13. The unintended consequence of this movement has been a rise in anti-science, instilling the idea that science cannot be trusted. This is a terribly dangerous idea. 14. I hope it was clear from the previous discussion of the industrial revolution that powerful social forces were in large part responsible for our advancements in quality of life. Should this anti-science agenda be promoted further, our status as leader of science will be threatened, as it already is. We have profited from the brain drain. 15. It is reasonable to fearful that an anti-intellectual, anti-scientific mood in the US could endanger our position as world leader of the scientific commuity 16. Concrete benefits: Profits from scientific discoveries should stay in the US. Billions. AIDS detection vaccine and the software for TV compression.
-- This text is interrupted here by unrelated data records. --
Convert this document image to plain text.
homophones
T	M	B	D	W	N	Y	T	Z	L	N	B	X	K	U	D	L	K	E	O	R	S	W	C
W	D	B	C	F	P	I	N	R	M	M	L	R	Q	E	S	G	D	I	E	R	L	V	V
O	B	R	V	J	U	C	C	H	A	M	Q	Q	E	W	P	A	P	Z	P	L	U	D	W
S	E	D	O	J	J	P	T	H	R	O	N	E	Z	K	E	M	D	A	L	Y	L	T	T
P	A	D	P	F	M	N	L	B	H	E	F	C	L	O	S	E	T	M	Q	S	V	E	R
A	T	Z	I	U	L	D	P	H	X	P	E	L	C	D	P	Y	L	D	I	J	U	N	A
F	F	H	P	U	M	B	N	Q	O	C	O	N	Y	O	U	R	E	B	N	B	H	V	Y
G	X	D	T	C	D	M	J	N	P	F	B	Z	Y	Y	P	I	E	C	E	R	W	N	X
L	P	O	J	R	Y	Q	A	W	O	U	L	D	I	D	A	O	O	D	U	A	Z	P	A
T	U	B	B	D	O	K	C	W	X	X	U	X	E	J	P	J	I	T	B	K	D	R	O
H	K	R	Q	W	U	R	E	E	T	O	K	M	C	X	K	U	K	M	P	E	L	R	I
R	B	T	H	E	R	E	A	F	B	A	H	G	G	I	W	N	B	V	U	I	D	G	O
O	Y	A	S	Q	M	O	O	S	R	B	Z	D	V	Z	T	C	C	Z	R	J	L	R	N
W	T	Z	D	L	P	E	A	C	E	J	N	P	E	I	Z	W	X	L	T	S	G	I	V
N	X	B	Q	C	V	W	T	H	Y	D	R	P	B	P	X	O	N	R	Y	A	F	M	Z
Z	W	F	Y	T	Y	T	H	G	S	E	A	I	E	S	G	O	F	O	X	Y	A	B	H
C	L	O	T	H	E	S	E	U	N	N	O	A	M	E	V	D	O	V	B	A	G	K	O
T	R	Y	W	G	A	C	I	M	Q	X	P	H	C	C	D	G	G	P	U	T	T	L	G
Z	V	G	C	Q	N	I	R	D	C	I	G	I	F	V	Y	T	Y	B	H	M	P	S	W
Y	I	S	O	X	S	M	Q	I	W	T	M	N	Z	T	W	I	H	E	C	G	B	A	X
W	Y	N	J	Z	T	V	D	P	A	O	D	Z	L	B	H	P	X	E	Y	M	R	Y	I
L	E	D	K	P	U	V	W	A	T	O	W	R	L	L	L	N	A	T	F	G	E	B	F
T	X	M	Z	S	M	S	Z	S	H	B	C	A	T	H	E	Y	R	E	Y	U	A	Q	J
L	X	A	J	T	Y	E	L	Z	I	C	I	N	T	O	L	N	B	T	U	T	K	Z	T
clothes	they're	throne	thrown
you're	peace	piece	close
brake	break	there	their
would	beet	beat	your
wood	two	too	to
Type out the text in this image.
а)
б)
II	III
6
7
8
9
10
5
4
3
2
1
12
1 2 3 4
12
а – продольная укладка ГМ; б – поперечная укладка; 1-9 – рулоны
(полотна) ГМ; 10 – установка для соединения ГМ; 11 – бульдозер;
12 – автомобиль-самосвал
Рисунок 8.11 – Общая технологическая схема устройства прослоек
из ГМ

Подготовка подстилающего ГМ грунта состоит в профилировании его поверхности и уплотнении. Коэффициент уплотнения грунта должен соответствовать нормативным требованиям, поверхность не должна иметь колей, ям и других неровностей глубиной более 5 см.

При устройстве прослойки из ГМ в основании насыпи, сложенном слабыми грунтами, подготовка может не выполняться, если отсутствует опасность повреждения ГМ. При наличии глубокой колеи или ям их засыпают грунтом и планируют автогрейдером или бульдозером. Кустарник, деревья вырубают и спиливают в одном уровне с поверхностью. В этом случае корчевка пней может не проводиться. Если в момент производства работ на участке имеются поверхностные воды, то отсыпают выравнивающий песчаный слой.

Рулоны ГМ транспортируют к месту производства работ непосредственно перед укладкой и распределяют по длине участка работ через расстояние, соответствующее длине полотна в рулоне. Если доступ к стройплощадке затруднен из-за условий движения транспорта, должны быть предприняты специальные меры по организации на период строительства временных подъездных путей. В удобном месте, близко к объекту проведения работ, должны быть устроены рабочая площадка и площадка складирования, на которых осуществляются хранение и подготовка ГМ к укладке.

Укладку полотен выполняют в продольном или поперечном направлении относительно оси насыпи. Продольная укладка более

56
Examples. 17. Angered that the good people of the EC movement were lied to, deceived, and used over a period of 30+ years. 18. A guy representative of the ECs in the white house wrote a book about how he was dismissed, ridiculed and sidelined by the Bush staff. The agenda was not acted upon. Rather, just a few “crumbs” were handed out to the ECs, a stance on gay marriage, stem cell research restrictions. 19. A constitutional amendment banning gay marriage would never pass. It was just lip service. 20. This election is really important. Science has to be placed on a pedestal in the White House. 21. Perhaps, above all, I am furious that the good people of the Evangelical Christian community were used and abused by powerful Republicans whose main intent was to increase the power and profits of the oil industry. I am friends with several ECs, know well many others, and know beyond doubt that they are among America’s Finest People. We differ on some religious beliefs, but not on the fundamental qualities of good social behavior. That they have been used, and continue to be used, infuriates and discourages me.